Юлиан покачал головой:
— Если нет ни чудес, ни богов, вся моя жизнь безумие. — Но не будем говорить об этом. А за мою любовь к обрядам и гаданиям древности не суди меня слишком строго. Как тебе это объяснить, не знаю. Старые, глупые песни трогают меня до слез. Я люблю вечер больше утра, осень — больше весны. Я люблю все уходящее. Я люблю благоухание умирающих цветов. Что же делать, друг мой?
Таким меня создали боги. Мне нужна эта сладкая грусть, этот золотистый и волшебный сумрак. Там, в далекой древности, есть что-то несказанно прекрасное и милое, чего я больше нигде не нахожу. Там-сияние вечернего солнца на пожелтевшем от старости мраморе. Не отнимай у меня этой безумной любви к тому, чего нет! То, что было, прекраснее всего, что есть. Над моею душою воспоминание имеет большую власть, чем надежда.
Он умолк и задумчиво, с нежной улыбкой, смотрел вдаль, опираясь головой на уцелевшую колонну с нежной капителью, похожей на сломанную белую лилию; на ней уже потух последний луч.
— Ты говоришь, как художник, — ответил Орибазий.Но грезы поэта опасны, когда судьбы мира в руках его.
Тот, кто царствует над людьми, не должен ли быть больше, чем поэт?
— Что может быть больше?
— Создатель новой жизни.
— Новое, новое! — воскликнул Юлиан. — Право, я иногда боюсь вашего нового! Оно кажется мне холодным' и жестоким, как смерть. Я говорю тебе, в старом — мое сердце! Галилеяне тоже ищут нового, попирая древние святыни. Верь мне — новое только в старом, но не стареющем, в умершем, но бессмертном, в поруганном — в прекрасном!
Он поднялся во весь рост, с бледным и гордым лицом, с горящими глазами:
— Они думают-Эллада умерла! Вот, со всех концов света, черные монахи, как вороны, слетаются на белое мраморное тело Эллады и жадно клюют его, как падаль, и веселятся, и каркают:-"Эллада умерла!"-Но Эллада не может умереть. Эллада — здесь, в наших сердцах. Эллада — богоподобная красота человека на земле. Она проснется-и горе тогда галилейским воронам!

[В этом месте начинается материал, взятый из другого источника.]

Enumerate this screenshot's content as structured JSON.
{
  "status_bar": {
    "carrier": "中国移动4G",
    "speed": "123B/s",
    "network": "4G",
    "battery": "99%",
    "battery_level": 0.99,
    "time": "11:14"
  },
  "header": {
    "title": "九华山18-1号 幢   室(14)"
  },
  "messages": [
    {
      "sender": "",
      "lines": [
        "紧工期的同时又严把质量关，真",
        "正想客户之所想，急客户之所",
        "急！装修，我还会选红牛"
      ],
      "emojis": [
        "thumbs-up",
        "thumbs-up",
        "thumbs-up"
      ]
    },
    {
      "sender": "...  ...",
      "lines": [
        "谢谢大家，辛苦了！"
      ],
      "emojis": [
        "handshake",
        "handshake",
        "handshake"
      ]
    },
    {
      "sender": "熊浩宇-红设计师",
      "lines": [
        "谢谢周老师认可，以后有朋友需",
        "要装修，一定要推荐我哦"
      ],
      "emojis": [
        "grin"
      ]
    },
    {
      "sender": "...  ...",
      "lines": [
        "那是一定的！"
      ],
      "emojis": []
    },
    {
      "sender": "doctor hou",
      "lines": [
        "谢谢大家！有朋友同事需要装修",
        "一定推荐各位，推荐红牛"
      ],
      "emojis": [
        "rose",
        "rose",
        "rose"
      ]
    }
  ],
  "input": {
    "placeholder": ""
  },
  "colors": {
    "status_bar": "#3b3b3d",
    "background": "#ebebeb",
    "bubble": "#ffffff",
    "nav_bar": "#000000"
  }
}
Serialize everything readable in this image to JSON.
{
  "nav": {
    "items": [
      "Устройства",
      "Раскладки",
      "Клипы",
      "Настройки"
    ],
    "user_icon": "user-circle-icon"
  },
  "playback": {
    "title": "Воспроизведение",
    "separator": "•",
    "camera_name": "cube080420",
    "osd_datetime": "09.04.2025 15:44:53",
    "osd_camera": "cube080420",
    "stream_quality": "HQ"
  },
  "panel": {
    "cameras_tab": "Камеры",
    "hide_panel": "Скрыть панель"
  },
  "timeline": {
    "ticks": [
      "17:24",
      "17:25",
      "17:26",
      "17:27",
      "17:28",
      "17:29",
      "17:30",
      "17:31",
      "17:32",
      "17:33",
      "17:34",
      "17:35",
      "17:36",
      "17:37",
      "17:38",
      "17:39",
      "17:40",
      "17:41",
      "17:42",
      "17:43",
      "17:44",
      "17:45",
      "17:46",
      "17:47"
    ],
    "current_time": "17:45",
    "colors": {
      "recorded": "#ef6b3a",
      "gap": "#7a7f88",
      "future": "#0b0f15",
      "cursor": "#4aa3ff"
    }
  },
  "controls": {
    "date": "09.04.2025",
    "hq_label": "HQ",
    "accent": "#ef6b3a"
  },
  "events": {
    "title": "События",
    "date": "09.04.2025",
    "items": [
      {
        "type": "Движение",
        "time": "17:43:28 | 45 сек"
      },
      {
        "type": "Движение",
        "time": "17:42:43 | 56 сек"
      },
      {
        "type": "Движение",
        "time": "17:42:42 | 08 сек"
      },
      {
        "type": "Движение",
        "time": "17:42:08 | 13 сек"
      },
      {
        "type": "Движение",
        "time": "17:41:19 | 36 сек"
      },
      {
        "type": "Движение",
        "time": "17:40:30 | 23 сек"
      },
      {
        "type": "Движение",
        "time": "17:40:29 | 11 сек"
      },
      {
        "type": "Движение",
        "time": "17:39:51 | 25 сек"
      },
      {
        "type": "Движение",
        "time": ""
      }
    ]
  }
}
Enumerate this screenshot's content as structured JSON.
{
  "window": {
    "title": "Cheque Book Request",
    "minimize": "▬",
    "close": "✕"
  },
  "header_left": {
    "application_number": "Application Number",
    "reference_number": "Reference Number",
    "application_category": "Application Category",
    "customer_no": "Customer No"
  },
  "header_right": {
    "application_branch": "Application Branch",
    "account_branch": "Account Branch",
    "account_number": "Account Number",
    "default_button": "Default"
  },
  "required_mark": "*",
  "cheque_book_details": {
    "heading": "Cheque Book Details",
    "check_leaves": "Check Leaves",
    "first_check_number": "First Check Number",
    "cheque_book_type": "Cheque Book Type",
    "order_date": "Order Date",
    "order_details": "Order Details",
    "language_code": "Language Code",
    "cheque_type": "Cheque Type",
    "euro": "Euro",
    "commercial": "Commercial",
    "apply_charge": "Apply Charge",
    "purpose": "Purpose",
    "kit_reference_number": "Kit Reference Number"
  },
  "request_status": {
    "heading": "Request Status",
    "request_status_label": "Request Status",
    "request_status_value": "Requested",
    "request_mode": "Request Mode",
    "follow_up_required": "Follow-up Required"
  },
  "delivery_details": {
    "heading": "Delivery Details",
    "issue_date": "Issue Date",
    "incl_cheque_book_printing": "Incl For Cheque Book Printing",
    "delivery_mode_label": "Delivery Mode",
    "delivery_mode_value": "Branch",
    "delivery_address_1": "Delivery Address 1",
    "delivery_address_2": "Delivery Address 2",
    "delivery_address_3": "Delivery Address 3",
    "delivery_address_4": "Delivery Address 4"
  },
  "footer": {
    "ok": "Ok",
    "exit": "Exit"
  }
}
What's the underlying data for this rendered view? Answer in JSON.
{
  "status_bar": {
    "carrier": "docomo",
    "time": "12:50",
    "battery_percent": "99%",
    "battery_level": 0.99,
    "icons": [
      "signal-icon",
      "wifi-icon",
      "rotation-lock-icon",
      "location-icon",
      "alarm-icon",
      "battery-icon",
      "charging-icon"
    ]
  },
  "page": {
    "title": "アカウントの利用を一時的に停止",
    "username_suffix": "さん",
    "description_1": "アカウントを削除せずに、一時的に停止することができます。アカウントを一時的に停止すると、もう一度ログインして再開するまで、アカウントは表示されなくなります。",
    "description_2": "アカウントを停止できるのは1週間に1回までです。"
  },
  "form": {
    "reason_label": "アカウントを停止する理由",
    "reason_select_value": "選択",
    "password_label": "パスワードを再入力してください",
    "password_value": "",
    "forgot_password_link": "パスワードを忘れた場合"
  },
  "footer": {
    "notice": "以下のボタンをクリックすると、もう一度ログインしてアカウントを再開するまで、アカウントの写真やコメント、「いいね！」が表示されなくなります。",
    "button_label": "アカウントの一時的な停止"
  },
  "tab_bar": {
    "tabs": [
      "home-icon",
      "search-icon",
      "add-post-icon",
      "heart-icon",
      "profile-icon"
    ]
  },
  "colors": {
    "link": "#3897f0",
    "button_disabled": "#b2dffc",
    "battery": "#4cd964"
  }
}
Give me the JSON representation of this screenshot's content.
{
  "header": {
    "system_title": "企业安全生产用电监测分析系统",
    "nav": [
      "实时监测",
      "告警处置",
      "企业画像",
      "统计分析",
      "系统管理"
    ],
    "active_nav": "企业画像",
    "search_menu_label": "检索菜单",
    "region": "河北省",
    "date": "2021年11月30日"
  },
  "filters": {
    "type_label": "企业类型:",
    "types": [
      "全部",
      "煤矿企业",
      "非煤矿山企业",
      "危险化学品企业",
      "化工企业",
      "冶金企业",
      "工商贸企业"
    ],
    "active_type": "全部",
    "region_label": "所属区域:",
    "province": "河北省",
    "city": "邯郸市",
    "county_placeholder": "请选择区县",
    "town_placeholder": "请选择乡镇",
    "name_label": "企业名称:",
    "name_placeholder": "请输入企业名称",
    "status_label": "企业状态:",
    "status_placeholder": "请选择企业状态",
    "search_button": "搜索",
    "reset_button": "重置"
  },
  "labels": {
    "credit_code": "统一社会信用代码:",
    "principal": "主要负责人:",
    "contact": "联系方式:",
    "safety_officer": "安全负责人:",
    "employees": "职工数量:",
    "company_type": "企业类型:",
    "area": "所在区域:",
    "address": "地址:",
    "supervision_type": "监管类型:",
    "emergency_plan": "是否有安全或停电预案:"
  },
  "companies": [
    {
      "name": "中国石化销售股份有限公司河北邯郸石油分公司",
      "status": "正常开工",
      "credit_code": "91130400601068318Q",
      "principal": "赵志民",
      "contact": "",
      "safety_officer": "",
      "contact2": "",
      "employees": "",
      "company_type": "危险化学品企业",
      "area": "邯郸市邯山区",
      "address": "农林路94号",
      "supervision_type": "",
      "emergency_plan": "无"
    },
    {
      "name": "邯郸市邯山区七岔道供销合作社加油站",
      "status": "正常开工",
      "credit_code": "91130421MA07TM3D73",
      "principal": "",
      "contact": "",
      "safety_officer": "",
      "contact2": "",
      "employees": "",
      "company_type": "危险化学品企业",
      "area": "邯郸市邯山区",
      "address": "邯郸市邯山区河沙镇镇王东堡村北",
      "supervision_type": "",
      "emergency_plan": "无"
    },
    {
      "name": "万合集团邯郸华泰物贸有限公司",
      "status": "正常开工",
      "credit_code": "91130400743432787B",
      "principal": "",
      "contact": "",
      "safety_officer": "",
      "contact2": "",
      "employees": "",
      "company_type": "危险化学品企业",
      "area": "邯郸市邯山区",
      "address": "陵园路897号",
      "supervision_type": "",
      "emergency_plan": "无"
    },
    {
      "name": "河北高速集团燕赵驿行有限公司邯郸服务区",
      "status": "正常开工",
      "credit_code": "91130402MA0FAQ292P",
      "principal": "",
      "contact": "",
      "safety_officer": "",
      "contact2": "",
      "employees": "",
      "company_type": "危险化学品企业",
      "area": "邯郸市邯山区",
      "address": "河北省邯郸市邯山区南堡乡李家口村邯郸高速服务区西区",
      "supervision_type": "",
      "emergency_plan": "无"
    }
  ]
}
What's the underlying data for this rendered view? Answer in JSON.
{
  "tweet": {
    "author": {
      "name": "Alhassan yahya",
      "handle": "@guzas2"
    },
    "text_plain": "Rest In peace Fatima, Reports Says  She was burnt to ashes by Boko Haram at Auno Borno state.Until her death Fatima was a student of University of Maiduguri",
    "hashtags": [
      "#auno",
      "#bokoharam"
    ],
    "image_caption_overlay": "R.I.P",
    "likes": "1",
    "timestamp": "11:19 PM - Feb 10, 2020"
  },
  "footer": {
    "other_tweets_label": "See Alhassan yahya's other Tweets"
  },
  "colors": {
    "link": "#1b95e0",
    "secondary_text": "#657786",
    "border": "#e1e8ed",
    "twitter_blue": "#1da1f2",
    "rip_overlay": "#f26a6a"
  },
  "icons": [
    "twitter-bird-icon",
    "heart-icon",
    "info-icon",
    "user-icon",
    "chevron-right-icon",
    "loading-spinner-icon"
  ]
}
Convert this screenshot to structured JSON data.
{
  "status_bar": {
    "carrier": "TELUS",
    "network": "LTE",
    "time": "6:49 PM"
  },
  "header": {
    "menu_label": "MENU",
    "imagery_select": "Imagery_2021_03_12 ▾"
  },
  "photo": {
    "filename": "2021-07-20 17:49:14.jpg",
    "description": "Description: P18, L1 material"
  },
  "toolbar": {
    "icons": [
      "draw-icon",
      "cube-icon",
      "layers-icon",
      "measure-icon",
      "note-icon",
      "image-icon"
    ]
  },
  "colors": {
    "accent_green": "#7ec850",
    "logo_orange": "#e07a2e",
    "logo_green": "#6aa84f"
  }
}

— Юлиан, — проговорил Орибазий, — мне страшно за тебя: ты хочешь совершить невозможное. Живого тела вороны не клюют, а мертвые не воскресают. Кесарь, что, если чудо не совершится?
— Я ничего не боюсь: гибель моя будет торжеством моим, — воскликнул император с такою радостью, что Орибазий невольно содрогнулся, как будто чудо готово быЛо совершиться. — Слава отверженным, слава побежденным!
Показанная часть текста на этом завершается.